É possível encontrar em Freud e Lacan elementos que marcam a dimensão perversa de um gozo masculino, que pode ser remetida a dimensões mais amplas das relações patriarcais que sustentam o sexismo. Em que medida essas coordenadas podem servir para pensar também as relações violentas da colonialidade, que determinam o racismo, é o que mobiliza aqui nossa discussão. Apesar de ter levantado o questionamento, Fanon não deixa de fazer uma retomada das categorias psicanalíticas para abordar o problema. Eis por que escolhemos esse caminho que conecta a questão de Fanon com as proposições de Lélia Gonzalez, que aposta numa leitura psicanalítica interseccional. Ela nos convida a proceder tal como Fanon (1952/2020) sugere que um estudo rigoroso deveria fazê-lo: “interpretação psicanalítica da experiência vivida do negro; - interpretação psicanalítica do mito negro” (p. 166). Se, de um lado, Souza (1983/2021) retoma o mito negro para pensar a sua incidência na subjetividade a partir das formalizações de Lacan do universo simbólico; Gonzalez (1983/2020b), de outro, acentua o que resta dessa operação, tanto a partir da noção de objeto a quanto da própria noção de real, com a qual ela aborda o lugar da mãe preta na transmissão da lalíngua amefricana.

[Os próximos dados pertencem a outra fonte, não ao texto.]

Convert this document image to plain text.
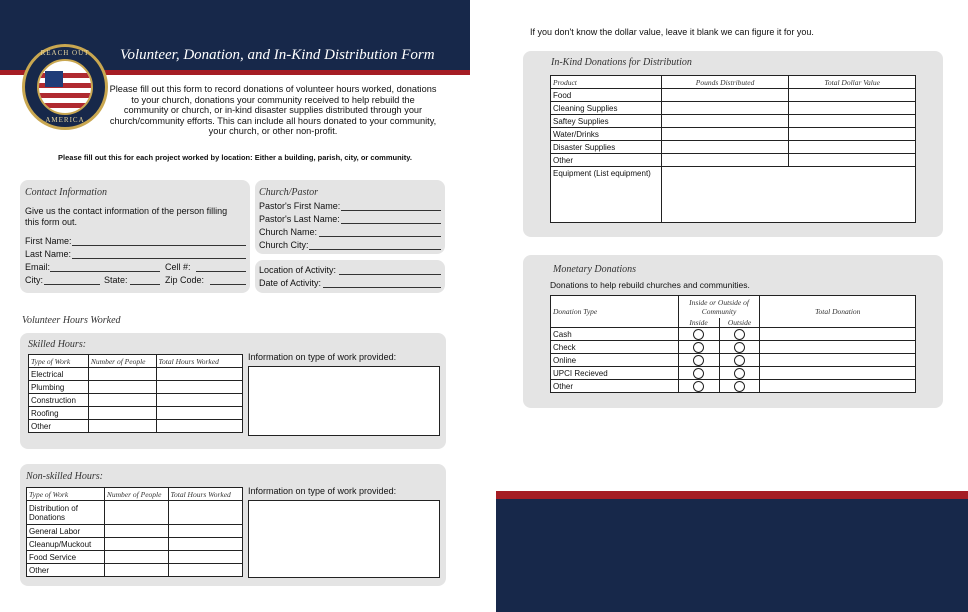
Volunteer, Donation, and In-Kind Distribution Form
REACH OUT
AMERICA
Please fill out this form to record donations of volunteer hours worked, donations to your church, donations your community received to help rebuild the community or church, or in-kind disaster supplies distributed through your church/community efforts. This can include all hours donated to your community, your church, or other non-profit.
Please fill out this for each project worked by location: Either a building, parish, city, or community.
Contact Information
Give us the contact information of the person filling this form out.
First Name:
Last Name:
Email:	Cell #:
City:	State:	Zip Code:
Church/Pastor
Pastor's First Name:
Pastor's Last Name:
Church Name:
Church City:
Location of Activity:
Date of Activity:
Volunteer Hours Worked
Skilled Hours:
Type of Work	Number of People	Total Hours Worked
Electrical		
Plumbing		
Construction		
Roofing		
Other		
Information on type of work provided:
Non-skilled Hours:
Type of Work	Number of People	Total Hours Worked
Distribution of Donations		
General Labor		
Cleanup/Muckout		
Food Service		
Other		
Information on type of work provided:
If you don't know the dollar value, leave it blank we can figure it for you.
In-Kind Donations for Distribution
Product	Pounds Distributed	Total Dollar Value
Food		
Cleaning Supplies		
Saftey Supplies		
Water/Drinks		
Disaster Supplies		
Other		
Equipment (List equipment)		
Monetary Donations
Donations to help rebuild churches and communities.
Donation Type	Inside or Outside of Community		Total Donation
	Inside	Outside	
Cash			
Check			
Online			
UPCI Recieved			
Other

“Exatamente a partir das noções de mulata, doméstica e mãe preta que estavam ali, nos martelando com sua insistência...” (Gonzalez, 1983/2020b, p. 77). É desse ponto que Lélia Gonzalez parte para abordar o incômodo que lhe sobrevém com “um resto” que sempre desafiava o modo como a perspectiva socioeconômica abordava a mulher preta em posição de subalternidade. Sem desconsiderar essa perspectiva, ela segue a trilha para apontar, em cada um dos lugares demarcados, elementos que não são capturados pela lógica de dominação e situam a mulher preta em lugares subversivos. Não é somente como objeto do gozo perverso do outro que ela advém. O que fica recalcado por traz das análises sociológicas, mas sobretudo por traz da neurose cultural brasileira, é o próprio desejo que ela desperta, embaraçando as relações de dominação e ocasionando reforços do recalque. Ironizando a análise de Caio Prado Jr., a autora ressalta o lugar recalcado em que o dito objeto dejeto opera como causa de desejo, o “obscuro objeto do desejo” 2, desejo este sufocado pelo racismo: “o amor da senzala realizou o milagre da neurose brasileira graças a essa coisa simplérrima que é o desejo” (Gonzalez, 1983/2020b, p. 87), ironiza a autora. Sua análise ressalta justamente os pontos de subversão do sujeito em que a dialética do desejo inverte o jogo e dá uma rasteira no racismo.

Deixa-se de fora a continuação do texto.